Communication and Cyberspace

John M. Phelan’s Cyber Walden: The Online Psychology of Politics and Culture
Jessica Vanacore

Hi class,

I found John M. Phelan's definition and explaination of cyberspace really beneficial in understanding some of the basic concepts we have been discussing. Phelan notes that cyberspace “is people controlling devices through computers that give them the feeling of feedback as if the devices were parts of their own bodies” (48). I want to connect this notion of feedback in cyberspace with Shannon and Weaver’s model of communication. Shannon and Weaver’s model was the first representational of a general model of communication based on their work at Bell Atlantic. It was based on the telephone system of a sender, message, and receiver. Here, you can view the general model. After reading Phelan, looking back on this model and the concepts associated with it helped me understand his definition and context of “cyberspace.”

Norbert Weiner later elaborated on Shannon and Weaver’s model, just adding one key factor: the cybernetic concept of feedback. Feedback allows the sender to modify their messages based on the feedback of the receiver. In cyberspace, Phelan writes that “projection of our own body parts into inanimate tools and devices is an essential human experience of feedback because our senses always strive to be transparent” (48). Feedback allows for there to be more transparency in the medium, the immediacy that communication demands. The user of the computer is now demanding faster feedback in order for the communication process to flow almost naturally. We are projecting ourselves onto the medium and with technology, as Phelan writes, “enable us to experience control as a projection of the self out of our center, from our wills, into something else” (49). Same as in human communication, feedback shapes the messages that are sent and received between the information source and the destination. The fact that the computer and internet is interactive allows feedback to become a crucial aspect in its success, and possible why the internet is referring back to a many to many form of communication. The popularity of social networking is based on interactive feedback. The computer, or internet, is just a tool that humans project themselves onto for communication.

Phelan uses this idea of feedback to discuss the popularity of the need for communicating via the internet.
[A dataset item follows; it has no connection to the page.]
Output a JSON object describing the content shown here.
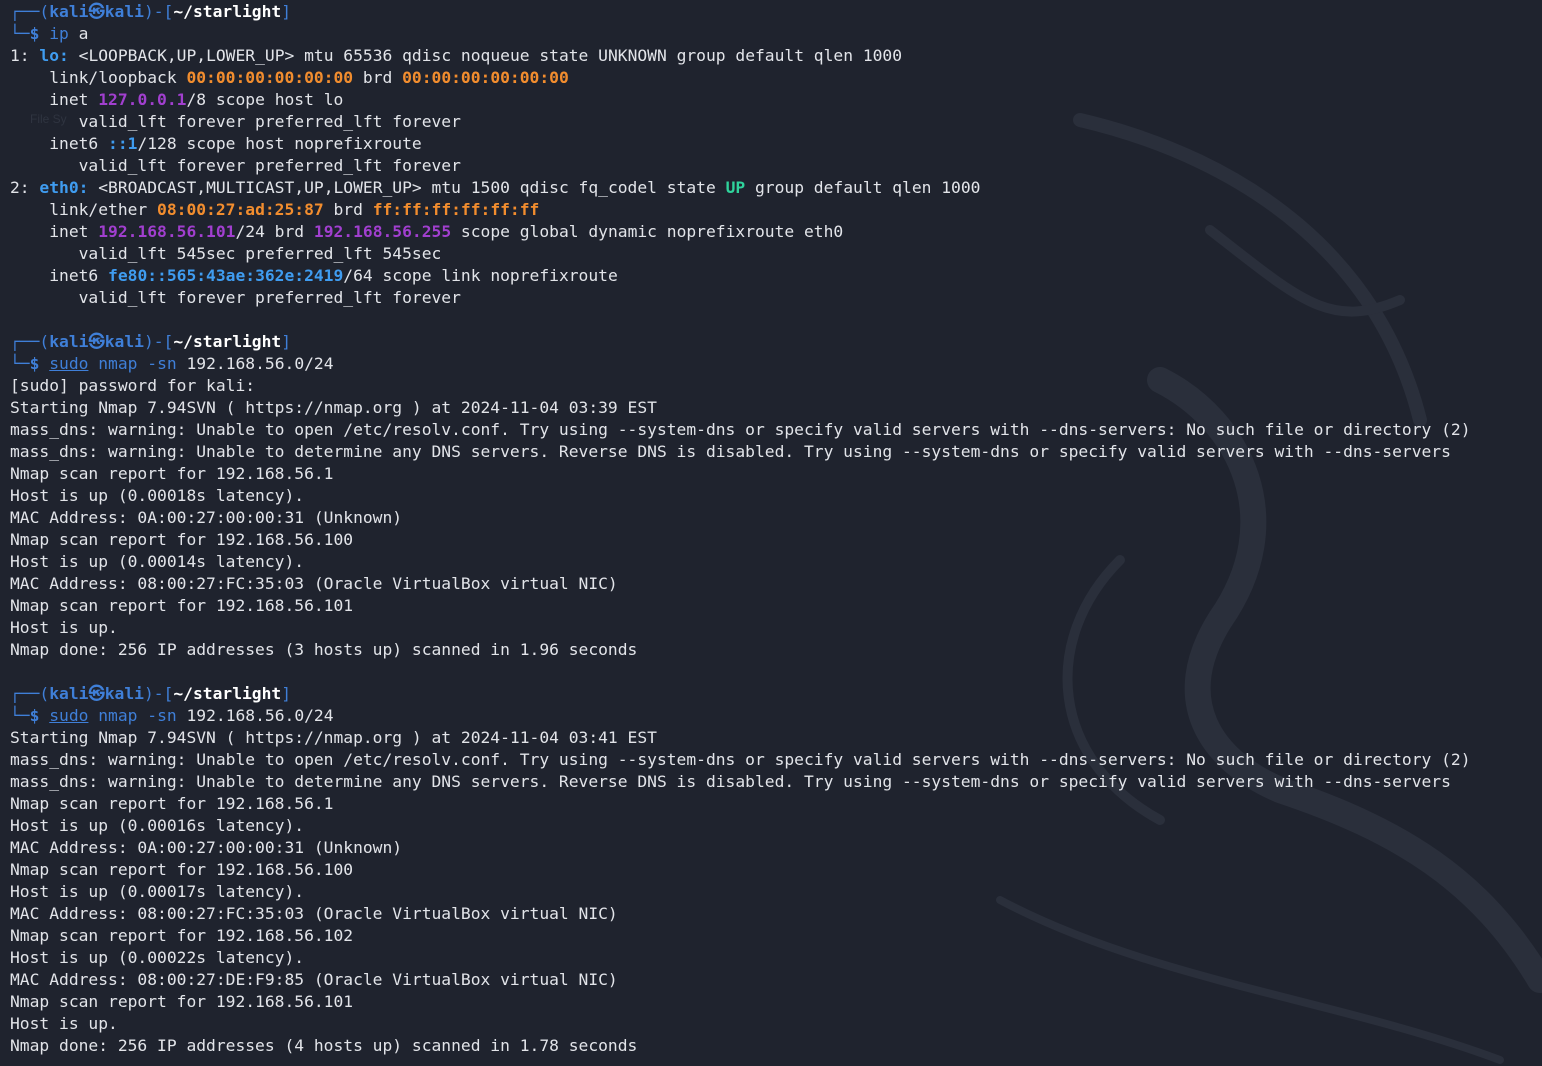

He discusses in CYBERCELLS the fact that people sit in front of computer screens all day, and with an interface that allows for multiple windows to be open, people want to look through one and have someone wave back (52). He calls this cybertalk in cyberspace, and that people gravitate towards this for response when they are usually lonely. But it is important to note that cyberspace is not a replacement for “guided linear thinking, friendship, travel, or learning” (54). Cyberspace cannot replace life, but should be a place to go to for information and it is “not a world of primary experience” (54).
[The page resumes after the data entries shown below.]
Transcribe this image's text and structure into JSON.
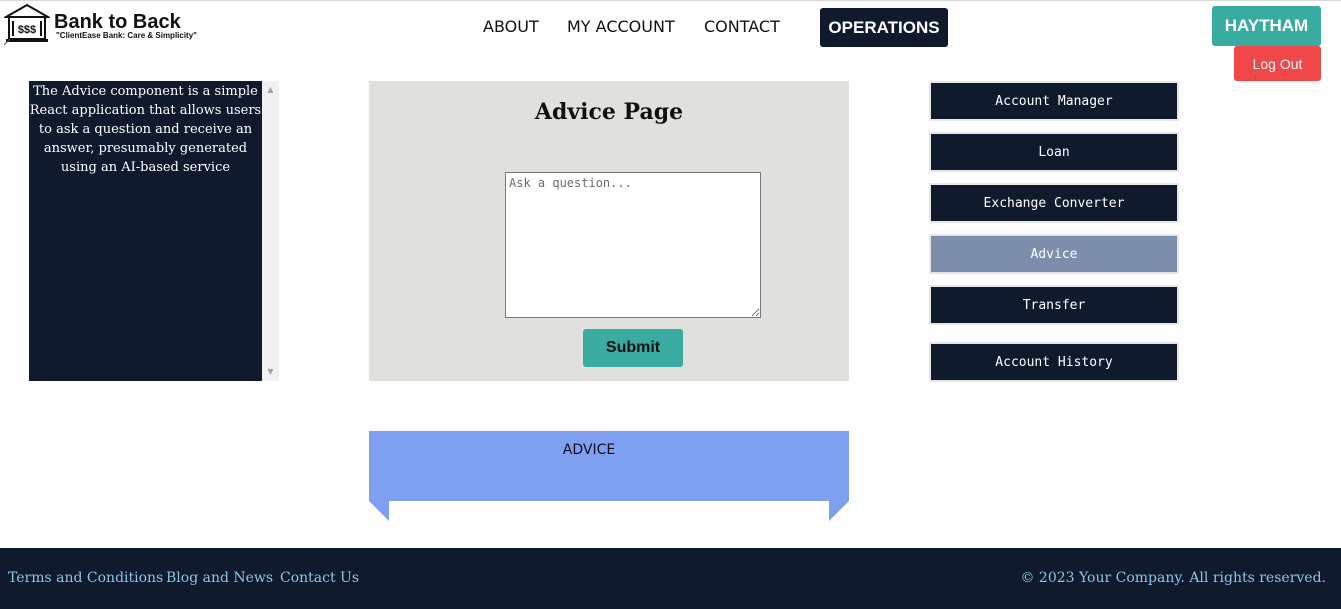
{
  "brand": {
    "title": "Bank to Back",
    "tagline": "\"ClientEase Bank:  Care & Simplicity\"",
    "icon": "bank-building-icon"
  },
  "nav": {
    "links": [
      "ABOUT",
      "MY ACCOUNT",
      "CONTACT"
    ],
    "active": "OPERATIONS"
  },
  "user": {
    "name": "HAYTHAM",
    "logout_label": "Log Out"
  },
  "sidebar": {
    "description": "The Advice component is a simple React application that allows users to ask a question and receive an answer, presumably generated using an AI-based service"
  },
  "advice": {
    "title": "Advice Page",
    "question_value": "",
    "question_placeholder": "Ask a question...",
    "submit_label": "Submit"
  },
  "operations": {
    "items": [
      "Account Manager",
      "Loan",
      "Exchange Converter",
      "Advice",
      "Transfer",
      "Account History"
    ],
    "selected": "Advice"
  },
  "ribbon": {
    "label": "ADVICE"
  },
  "footer": {
    "links": [
      "Terms and Conditions",
      "Blog and News",
      "Contact Us"
    ],
    "copyright": "© 2023 Your Company. All rights reserved."
  },
  "colors": {
    "navy": "#0f1b2d",
    "teal": "#3aaba0",
    "red": "#f04848",
    "card_bg": "#e0e0dc",
    "selected_item": "#7c8eac",
    "ribbon": "#7fa0f0",
    "footer_link": "#8ec4e6"
  }
}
But with instantaneous (or near so) feedback on the web that helps aid communication to the point where people are going onto the internet, or looking through different windows, to escape daily life- isn’t there a threat that this medium will become a primary source of communication, let alone dissemination of information? Just the simple idea that Phelan discusses of the lonely office worker going onto the internet for some sort of feedback, to escape, or project, into cyberspace, is a threat to today’s society. Between gaming systems, Facebook, twitter, and real time feedback whether it’s TV programming or the news, I think society is opening more and more windows. Cell phones allow you now to do this at any second, any time of the day. Are these windows ever going to be closed?

Honestly, I think a healthy balance will be achieved for some individuals, but not for others. But there is also this other aspect of the need for cyberspace. Whether it’s a personal need, work related need, or school need. It’s really not becoming an option anymore to close a window when you’d like to, and that is what I feel will be the hardest balance to achieve. How much of a person’s life is going to be spent in cyberspace out of choice, rather than need? If I didn’t have a cell phone linking my email, I would not be able to function because I am always away from a computer. But I still need to check my email, and need to respond to people. Where is my will? It’s not that I need to, but I have to. Cyberspace commands me! If not people would assume I am either dead, or not doing my job. I feel this way with text messaging as well. Sometimes I just want to turn the phone off but if I do, or ignore the messages, people become upset because I am giving them no feedback. I am being relied on to send a message back so someone else so they are being supplied with information, even if it’s not new. I am just concerned with the future of our choice of the depth of our interaction with cyberspace.

-Jessica Vanacore

1 comment:

  1. No way to close the feedback loop, is there? I like the way you brought Shannon-Weaver into this, and I resized the images to make them fit the blog better.